Here’s why sex addiction can be a problematic label.
You may think you're a sex addict.
I have lots of clients who approach me because they are worried that they are sex (or porn) addicts. They are usually in distress, have possibly engaged in activities with problematic legal, health or relationship consequences and they want to change things. Maybe they’ve tried to make changes and nothing has worked.
Often they come in feeling like there is something wrong with them and may have self-diagnosed themselves as a sex addict. Traditionally, the label sex addict has been used to explain problematic sexual behaviors using the same disease model often used for substances like meth, cocaine, and alcohol. In past years, 12 step groups for sex addiction were created and offered support for problematic sexual behaviors. For some individuals, viewing their sexual behavior through this lens and seeking the support of a 12 step group has been helpful in changing behaviors and feeling like their sex lives are less problematic and distressing.
Shortcomings of the sex addiction model.
In working with men around problematic sexual behaviors, I've often noticed a sense of powerlessness and feelings of shame.
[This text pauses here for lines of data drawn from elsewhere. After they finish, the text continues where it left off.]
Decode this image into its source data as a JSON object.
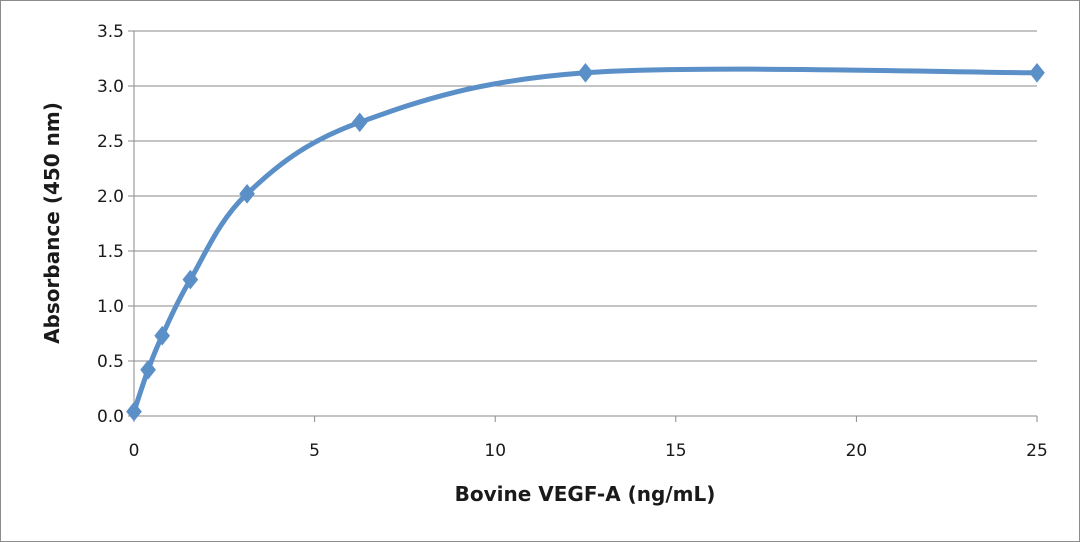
{
  "chart_data": {
    "type": "line",
    "title": "",
    "xlabel": "Bovine VEGF-A  (ng/mL)",
    "ylabel": "Absorbance  (450 nm)",
    "xlim": [
      0,
      25
    ],
    "ylim": [
      0.0,
      3.5
    ],
    "x_ticks": [
      0,
      5,
      10,
      15,
      20,
      25
    ],
    "x_tick_labels": [
      "0",
      "5",
      "10",
      "15",
      "20",
      "25"
    ],
    "y_ticks": [
      0.0,
      0.5,
      1.0,
      1.5,
      2.0,
      2.5,
      3.0,
      3.5
    ],
    "y_tick_labels": [
      "0.0",
      "0.5",
      "1.0",
      "1.5",
      "2.0",
      "2.5",
      "3.0",
      "3.5"
    ],
    "grid": true,
    "legend": "none",
    "series": [
      {
        "name": "Bovine VEGF-A",
        "color": "#5b8fc8",
        "marker": "diamond",
        "smooth": true,
        "x": [
          0,
          0.39,
          0.78,
          1.56,
          3.13,
          6.25,
          12.5,
          25
        ],
        "y": [
          0.04,
          0.42,
          0.73,
          1.24,
          2.02,
          2.67,
          3.12,
          3.12
        ]
      }
    ]
  }
}
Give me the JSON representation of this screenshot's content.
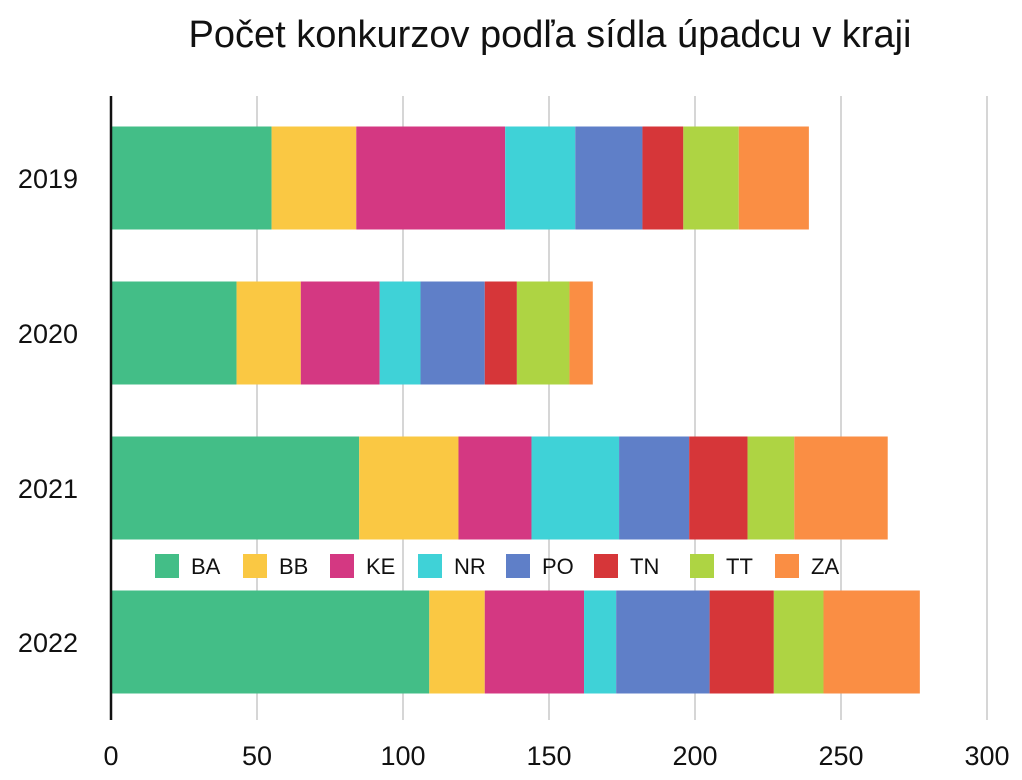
{
  "chart_data": {
    "type": "bar",
    "orientation": "horizontal",
    "stacked": true,
    "title": "Počet konkurzov podľa sídla úpadcu v kraji",
    "categories": [
      "2019",
      "2020",
      "2021",
      "2022"
    ],
    "series": [
      {
        "name": "BA",
        "color": "#43BE87",
        "values": [
          55,
          43,
          85,
          109
        ]
      },
      {
        "name": "BB",
        "color": "#FAC843",
        "values": [
          29,
          22,
          34,
          19
        ]
      },
      {
        "name": "KE",
        "color": "#D43882",
        "values": [
          51,
          27,
          25,
          34
        ]
      },
      {
        "name": "NR",
        "color": "#3FD2D7",
        "values": [
          24,
          14,
          30,
          11
        ]
      },
      {
        "name": "PO",
        "color": "#5F7FC8",
        "values": [
          23,
          22,
          24,
          32
        ]
      },
      {
        "name": "TN",
        "color": "#D63639",
        "values": [
          14,
          11,
          20,
          22
        ]
      },
      {
        "name": "TT",
        "color": "#AED443",
        "values": [
          19,
          18,
          16,
          17
        ]
      },
      {
        "name": "ZA",
        "color": "#FA8E44",
        "values": [
          24,
          8,
          32,
          33
        ]
      }
    ],
    "xlim": [
      0,
      300
    ],
    "x_ticks": [
      0,
      50,
      100,
      150,
      200,
      250,
      300
    ],
    "grid": "vertical",
    "legend_position": "inside-bottom"
  }
}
They've taken on a label, “I’m a sex addict,” and it can feel as if this is a permanent condition that they’ll never be able to get over or that they will always have to fight. Sex becomes a minefield and something to dread. There is a struggle to feel good about sex and a feeling that sex just gets them into trouble and causes problems. It can be a narrow and inflexible way to live. It also can lead to viewing sex as something pathological.
I see a big shortcoming of this model in that sex doesn’t work like other substances. Sex (when it is consensual) is a healthy and meaningful way of connecting with another. There is no useful definition of what kind of sex is pathological or how much sex is too much sex. The same amount of porn use or number of sex partners can be healthy for one person and problematic for another.
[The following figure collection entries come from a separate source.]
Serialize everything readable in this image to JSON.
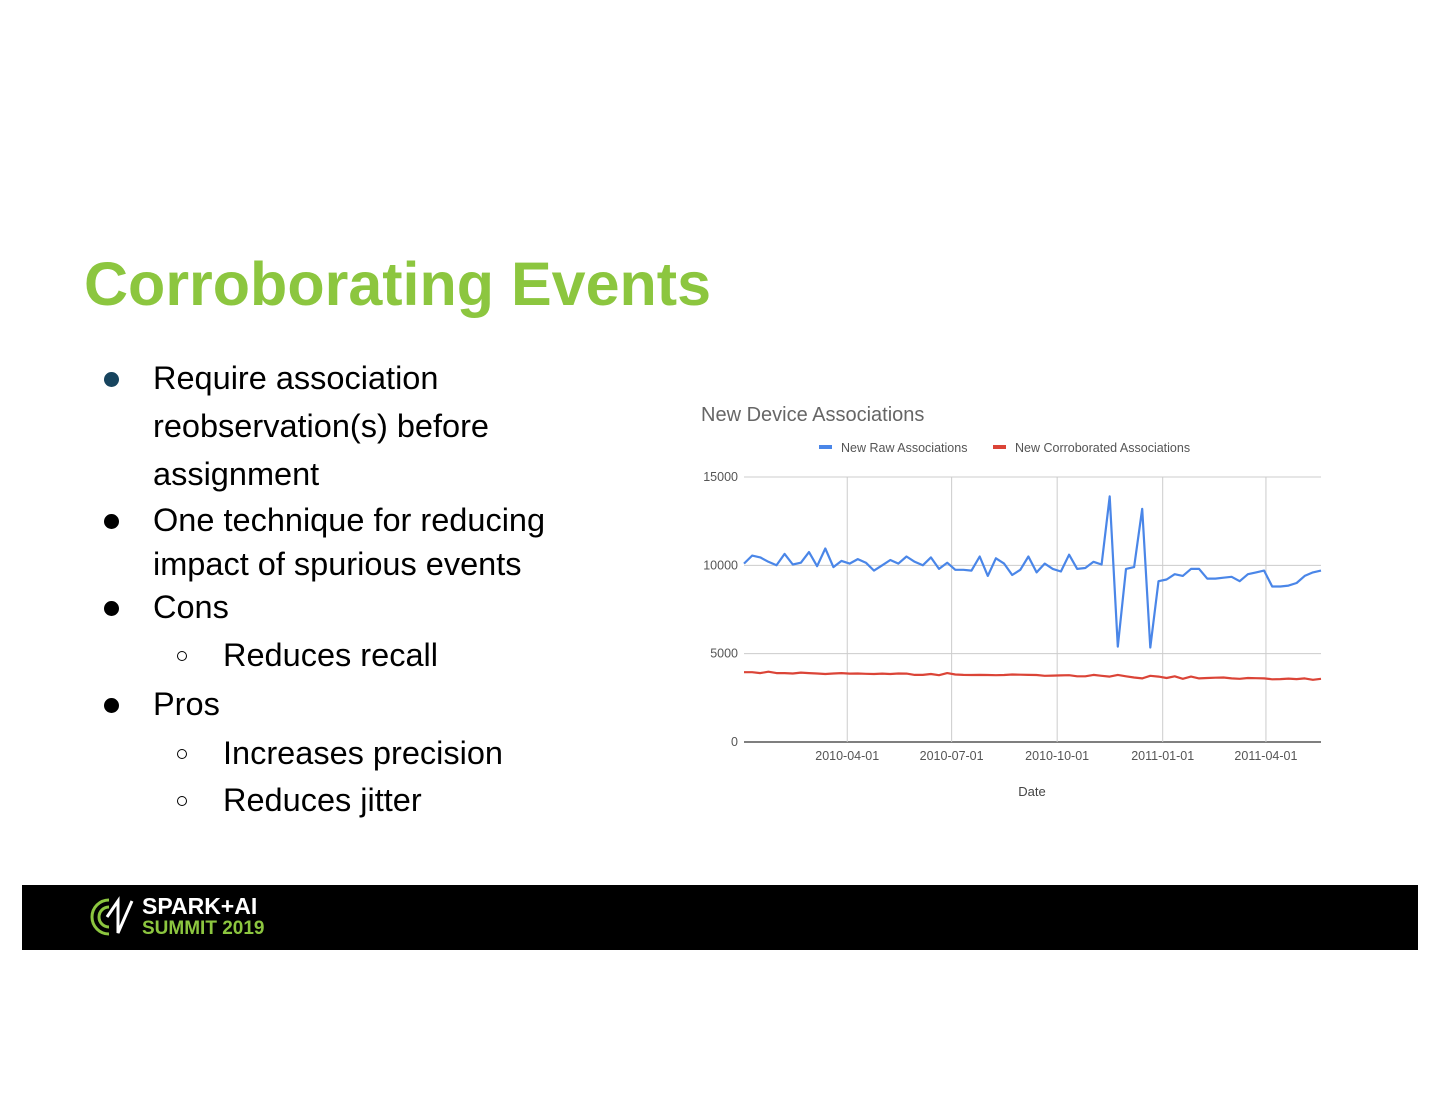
{
  "slide": {
    "title": "Corroborating Events",
    "bullets": [
      {
        "lines": [
          "Require association",
          "reobservation(s) before",
          "assignment"
        ]
      },
      {
        "lines": [
          "One technique for reducing",
          "impact of spurious events"
        ]
      },
      {
        "lines": [
          "Cons"
        ]
      },
      {
        "sub": true,
        "lines": [
          "Reduces recall"
        ]
      },
      {
        "lines": [
          "Pros"
        ]
      },
      {
        "sub": true,
        "lines": [
          "Increases precision"
        ]
      },
      {
        "sub": true,
        "lines": [
          "Reduces jitter"
        ]
      }
    ]
  },
  "colors": {
    "title": "#8cc63f",
    "first_bullet": "#17445e",
    "raw_series": "#4a86e8",
    "corroborated_series": "#db4437",
    "footer_bg": "#000000",
    "brand_green": "#8cc63f"
  },
  "footer": {
    "logo_line1": "SPARK+AI",
    "logo_line2": "SUMMIT 2019",
    "logo_icon": "spark-ai-summit-logo-icon"
  },
  "chart_data": {
    "type": "line",
    "title": "New Device Associations",
    "xlabel": "Date",
    "ylabel": "",
    "x_start": "2010-01-01",
    "x_end": "2011-05-19",
    "ylim": [
      0,
      15000
    ],
    "yticks": [
      0,
      5000,
      10000,
      15000
    ],
    "xticks": [
      "2010-04-01",
      "2010-07-01",
      "2010-10-01",
      "2011-01-01",
      "2011-04-01"
    ],
    "grid": true,
    "legend_position": "top",
    "series": [
      {
        "name": "New Raw Associations",
        "color": "#4a86e8",
        "values": [
          10100,
          10550,
          10450,
          10200,
          10000,
          10650,
          10050,
          10150,
          10750,
          9950,
          10950,
          9900,
          10250,
          10100,
          10350,
          10150,
          9700,
          10000,
          10300,
          10100,
          10500,
          10200,
          10000,
          10450,
          9800,
          10150,
          9750,
          9750,
          9700,
          10500,
          9400,
          10400,
          10100,
          9450,
          9750,
          10500,
          9600,
          10100,
          9800,
          9650,
          10600,
          9800,
          9850,
          10200,
          10050,
          13900,
          5400,
          9800,
          9900,
          13200,
          5350,
          9100,
          9200,
          9500,
          9400,
          9800,
          9800,
          9250,
          9250,
          9300,
          9350,
          9100,
          9500,
          9600,
          9700,
          8800,
          8800,
          8850,
          9000,
          9400,
          9600,
          9700
        ]
      },
      {
        "name": "New Corroborated Associations",
        "color": "#db4437",
        "values": [
          3950,
          3950,
          3900,
          3980,
          3900,
          3900,
          3880,
          3930,
          3900,
          3880,
          3850,
          3880,
          3900,
          3870,
          3880,
          3860,
          3850,
          3870,
          3850,
          3880,
          3870,
          3800,
          3800,
          3850,
          3780,
          3900,
          3820,
          3800,
          3790,
          3800,
          3790,
          3780,
          3790,
          3820,
          3810,
          3800,
          3790,
          3750,
          3760,
          3770,
          3780,
          3720,
          3720,
          3800,
          3750,
          3700,
          3800,
          3720,
          3650,
          3600,
          3750,
          3700,
          3620,
          3720,
          3580,
          3700,
          3600,
          3620,
          3640,
          3650,
          3600,
          3580,
          3620,
          3610,
          3600,
          3550,
          3560,
          3590,
          3560,
          3600,
          3520,
          3580
        ]
      }
    ]
  }
}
There is a bigger problem with this model: there isn't enough data to support it as an addiction or that treating it as an addiction is effective. In fact, the principle resource for diagnosing mental health issues, the Diagnostic and Statistical Manual of Mental Disorders (DSM-V), does not list sex addiction as a disorder and the primary association for sex therapy, the American Association of Sexuality Educators, Counselors and Therapists (AASECT), has issued a statement about why viewing sex as an addiction is problematic.
A different way to look at this: the out of control sexual behavior (OCSB) model.
Just because sex doesn’t fit well in the addiction model doesn’t mean that it can’t be problematic. For many men, their sexual behaviors have serious consequences on their relationships, their jobs, and their health. It can feel like this is a part of their life that doesn’t feel in control.
The out of control sexual behavior (OCSB) model offers a way to honestly assess what is working and what isn’t working in your sex life. Rather than view yourself as powerless, it helps to create a path for moving toward a healthier life. What feels out of control and what can you do about it?
What can you do with the OCSB framework?
How might you feel “in control” of your sex life? What would sex look like in order to feel like it was a healthy part of your identity? There are a number of ways to explore what healthy sexuality would look like and you can read more about this here. As you consider this you might notice that there are areas that feel easy to change, areas where you feel ambivalent about making changes, and areas where you may not want to change or need some support to make change happen.
Once you think about what healthy sexual behavior would look like, what can you do next? Simply changing a behavior usually isn’t enough. Typically out of control behaviors are motivated by painful experiences such as depression, anxiety, shame, and past traumas, as well as problematic beliefs and thoughts. In other words, out of control sexual behaviors are usually attempts to not feel pain. If you stop the behavior, you’ll need to find another way to deal with the pain. That’s where therapy can help.
How to move forward.
If you have sexual behaviors that feel problematic and out of control, being honest about what motivates your behavior (your thoughts, feelings, painful memories, etc) is an important step in making change happen. Working with a therapist can also be a good strategy for identifying healthy coping skills, addressing the underlying issues, and getting support to make real change happen. Ultimately, it is possible to create a sex life that feels happy and healthy and in control.